Smith knows the American Dream – and the journey to reaching it – well. She was born in Korea and adopted at nine months old. A graduate of Winter Haven High School, Smith achieved her Polk State Associate in Arts degree in 1991 and founded ASAP Prints in her home in 2001. Today, ASAP has grown to a full-service commercial print shop that has garnered several local, state, and national recognitions. She was recognized as the May 2019 Polk State Distinguished Alumna.
“From being an orphan and being born in another country, to being able to live the American Dream is amazing – I am so thankful,” Smith shared in her Smithsonian interview. “I don’t call myself an Asian-American, I call myself an American, because on the day that I get to vote, I am voting as an American.”
“We are so fortunate to live in a cultural pot of all sorts, all types, and all nationalities,” she added. “But the bottom line is we are all Americans, and we all share one thing – freedom.”
Smith said she was surprised to receive an invite to participate in the project and echoed Young’s sentiment about the exhibit providing an educational experience in a safe atmosphere.

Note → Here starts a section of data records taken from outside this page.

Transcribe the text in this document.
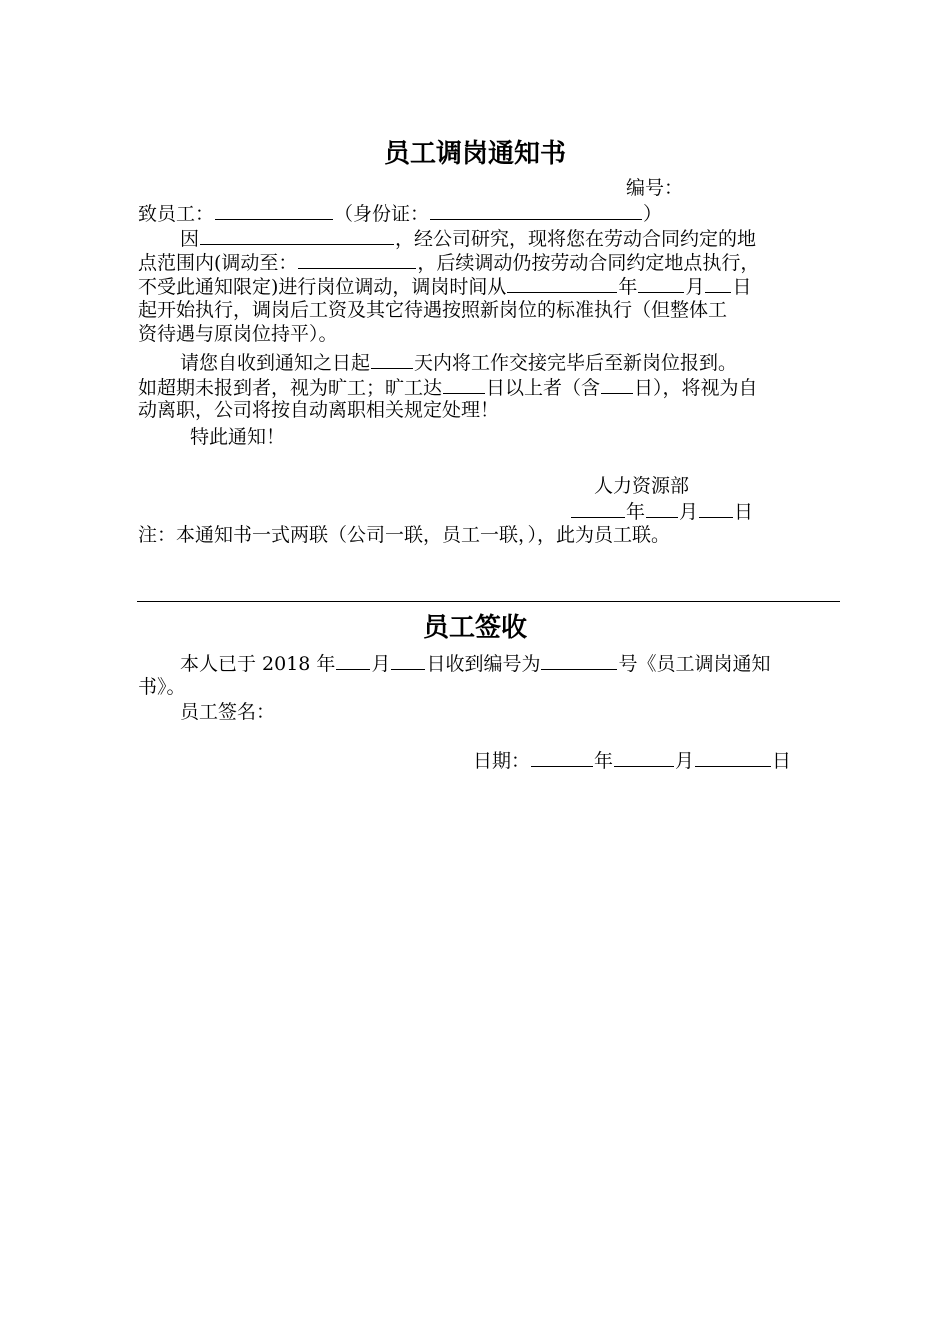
员工调岗通知书
编号：
致员工：	（身份证：	）
因	，经公司研究，现将您在劳动合同约定的地
点范围内(调动至：	，后续调动仍按劳动合同约定地点执行，
不受此通知限定)进行岗位调动，调岗时间从	年	月 日
起开始执行，调岗后工资及其它待遇按照新岗位的标准执行（但整体工
资待遇与原岗位持平）。
请您自收到通知之日起 天内将工作交接完毕后至新岗位报到。
如超期未报到者，视为旷工；旷工达 日以上者（含 日），将视为自
动离职，公司将按自动离职相关规定处理！
特此通知！
人力资源部
年 月 日
注：本通知书一式两联（公司一联，员工一联，），此为员工联。
员工签收
本人已于 2018 年 月 日收到编号为	号《员工调岗通知
书》。
员工签名：
日期：	年	月	日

“In today’s political environment, it is important to give a voice to people who have opinions and are drama free. This traveling exhibit does exactly that. It has a diverse group of individuals sharing their opinions in a calm, cool, and educational way,” Smith said. “Democracy is the foundation of everything that America is. If we lose our ability to have conversations on democracy with civility, kindness, and open minds, we will lose the fiber of what America is.”

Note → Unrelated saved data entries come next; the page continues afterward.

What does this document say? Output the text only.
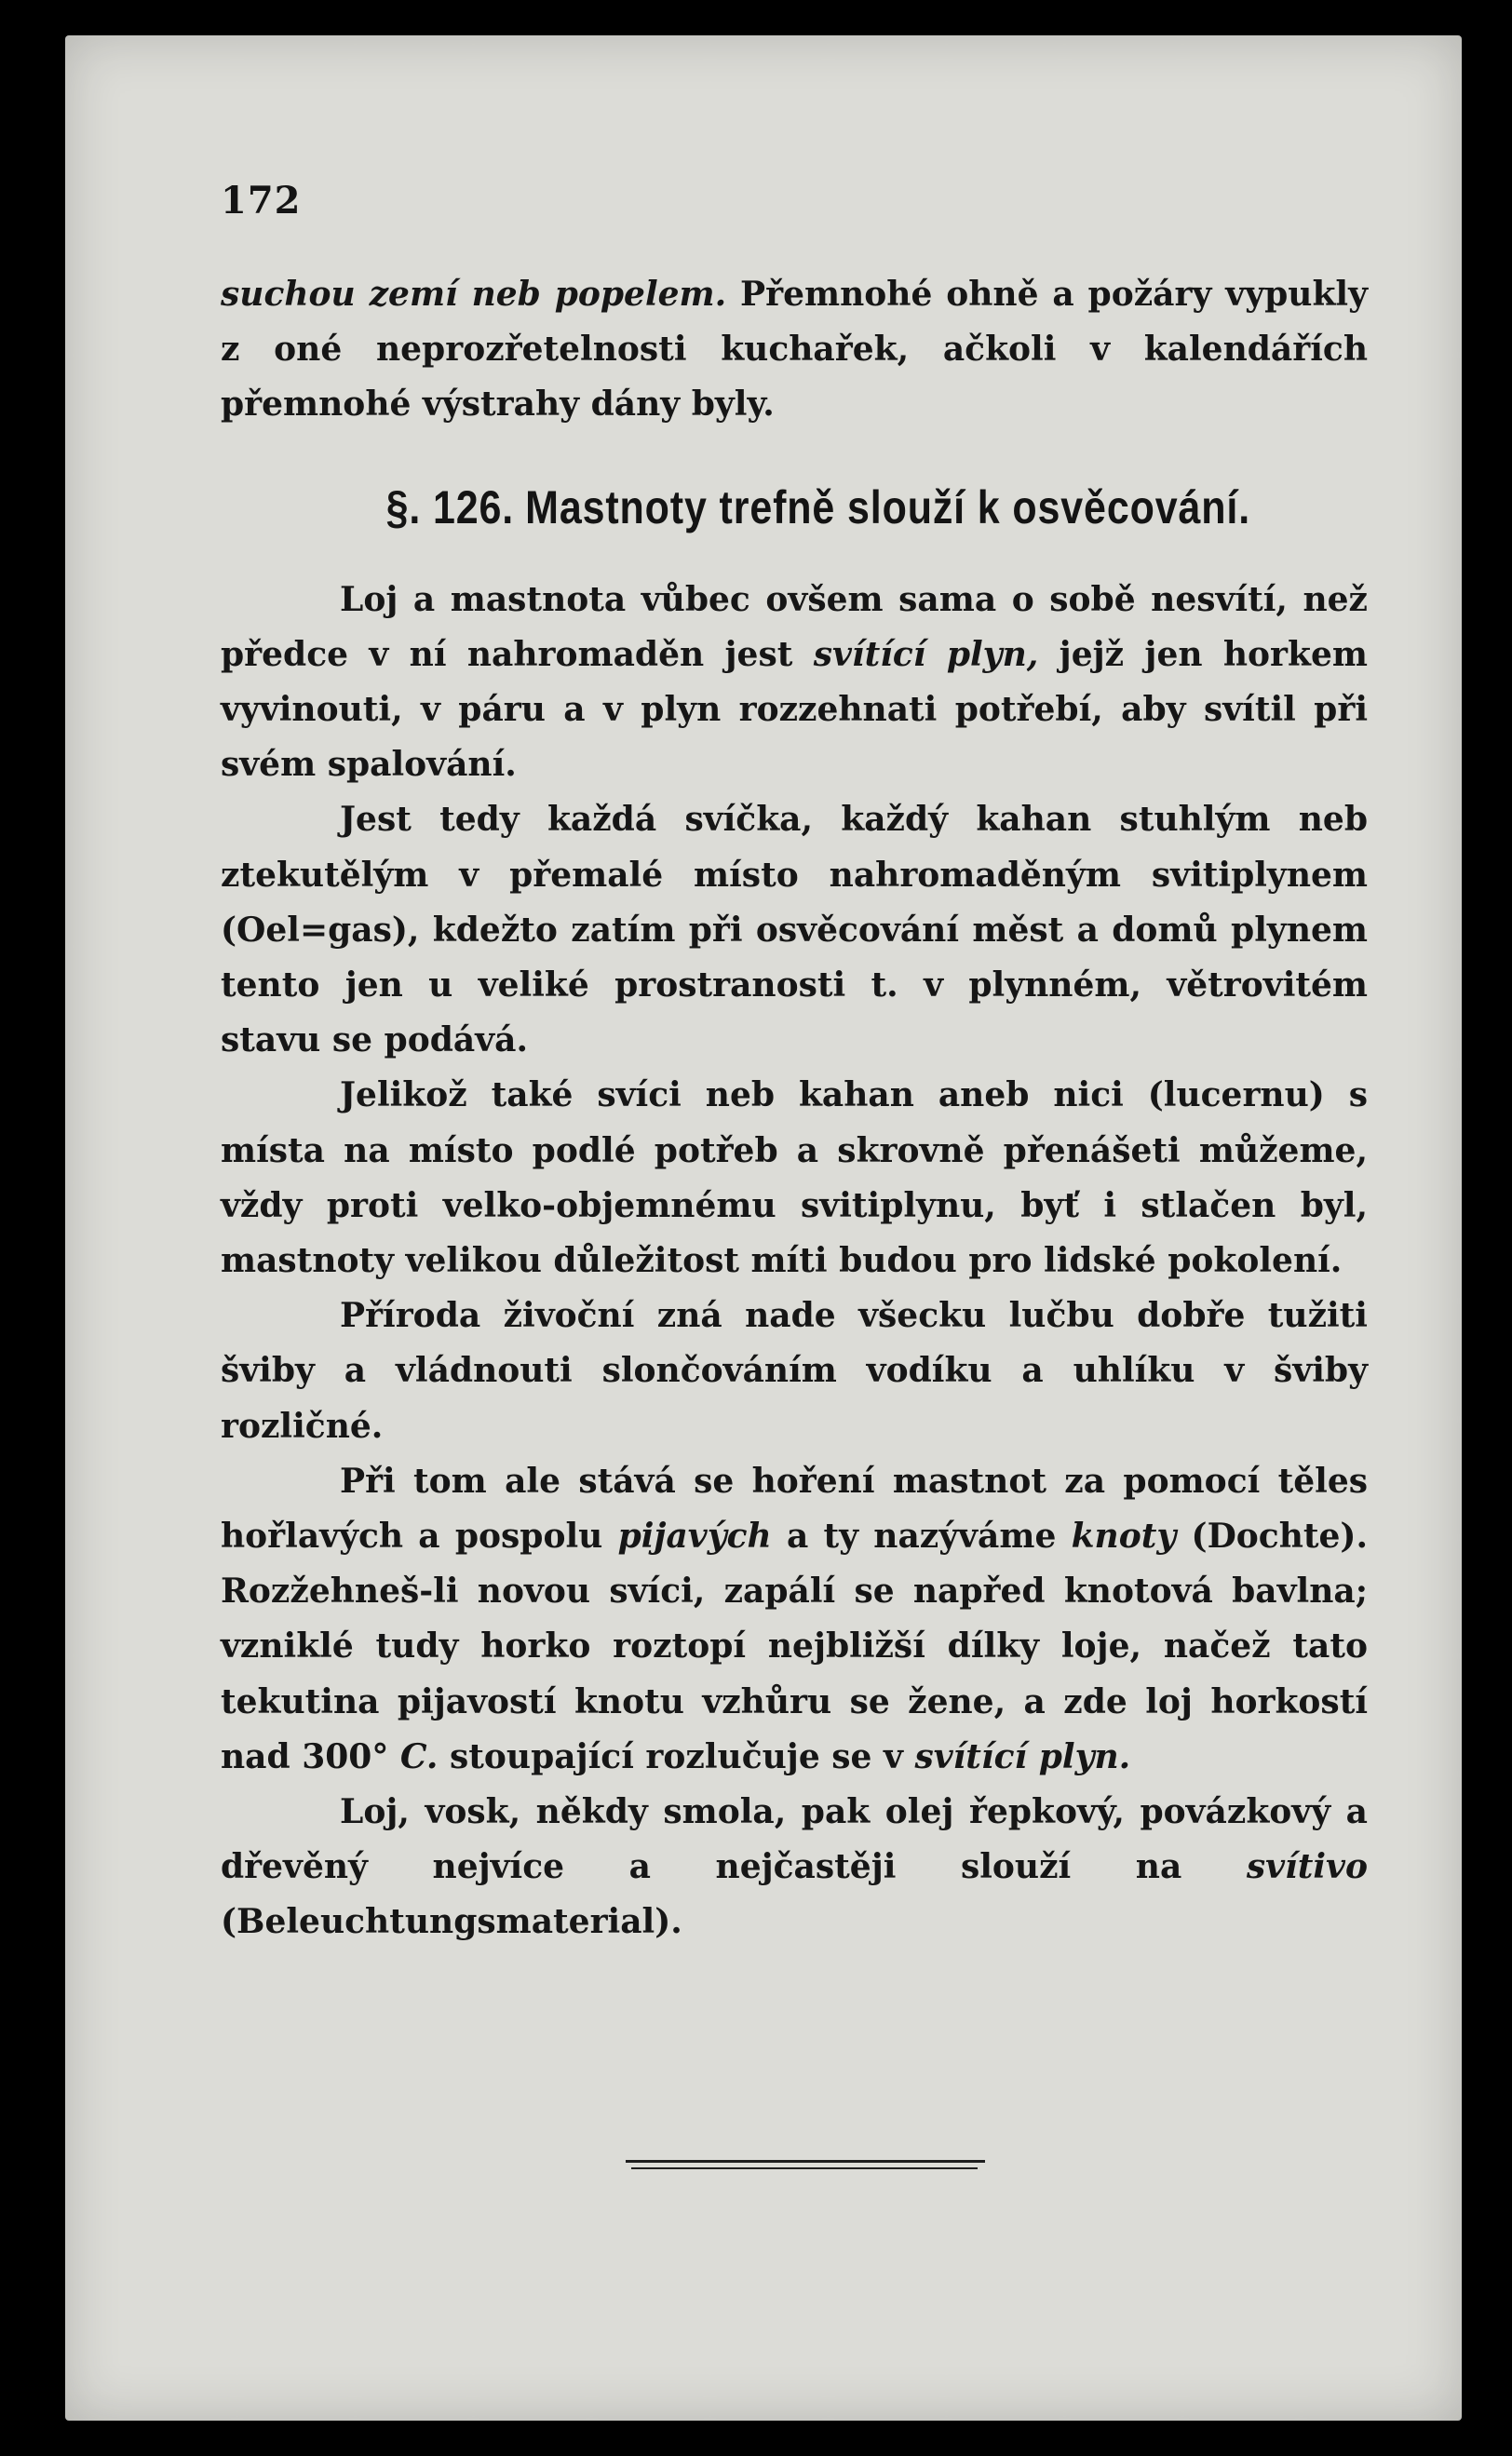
172

suchou zemí neb popelem. Přemnohé ohně a požáry vypukly z oné neprozřetelnosti kuchařek, ačkoli v kalendářích přemnohé výstrahy dány byly.

§. 126. Mastnoty trefně slouží k osvěcování.

Loj a mastnota vůbec ovšem sama o sobě nesvítí, než předce v ní nahromaděn jest svítící plyn, jejž jen horkem vyvinouti, v páru a v plyn rozzehnati potřebí, aby svítil při svém spalování.

Jest tedy každá svíčka, každý kahan stuhlým neb ztekutělým v přemalé místo nahromaděným svitiplynem (Oel=gas), kdežto zatím při osvěcování měst a domů plynem tento jen u veliké prostranosti t. v plynném, větrovitém stavu se podává.

Jelikož také svíci neb kahan aneb nici (lucernu) s místa na místo podlé potřeb a skrovně přenášeti můžeme, vždy proti velko-objemnému svitiplynu, byť i stlačen byl, mastnoty velikou důležitost míti budou pro lidské pokolení.

Příroda živoční zná nade všecku lučbu dobře tužiti šviby a vládnouti slončováním vodíku a uhlíku v šviby rozličné.

Při tom ale stává se hoření mastnot za pomocí těles hořlavých a pospolu pijavých a ty nazýváme knoty (Dochte). Rozžehneš-li novou svíci, zapálí se napřed knotová bavlna; vzniklé tudy horko roztopí nejbližší dílky loje, načež tato tekutina pijavostí knotu vzhůru se žene, a zde loj horkostí nad 300° C. stoupající rozlučuje se v svítící plyn.

Loj, vosk, někdy smola, pak olej řepkový, povázkový a dřevěný nejvíce a nejčastěji slouží na svítivo (Beleuchtungsmaterial).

In her advice about the importance of being civically engaged and exercising the right to vote, Smith encouraged students to compare it to the classroom setting.
“If you were asked to vote on a closed-book test, a written essay each week or open-book exams, would you skip voting? If you didn’t vote your preference, you would have zero room to complain about the decision the class made,” Smith explained. “Students would never let that happen in their classroom and they should never let that happen in our country. They need to vote.”
Smith called Voices and Votes a unique opportunity for Polk County residents to experience the quality of a Smithsonian exhibit and for the local community to have its voices heard across the nation.
The exhibit features 55 interviews – 12 from Polk County.
“Everything is done with excellence – from the printing, to the writing, to the interactive kiosks,” Smith said. “It is an exhibit that appeals to everyone and our community is fortunate to have it here in Bartow.”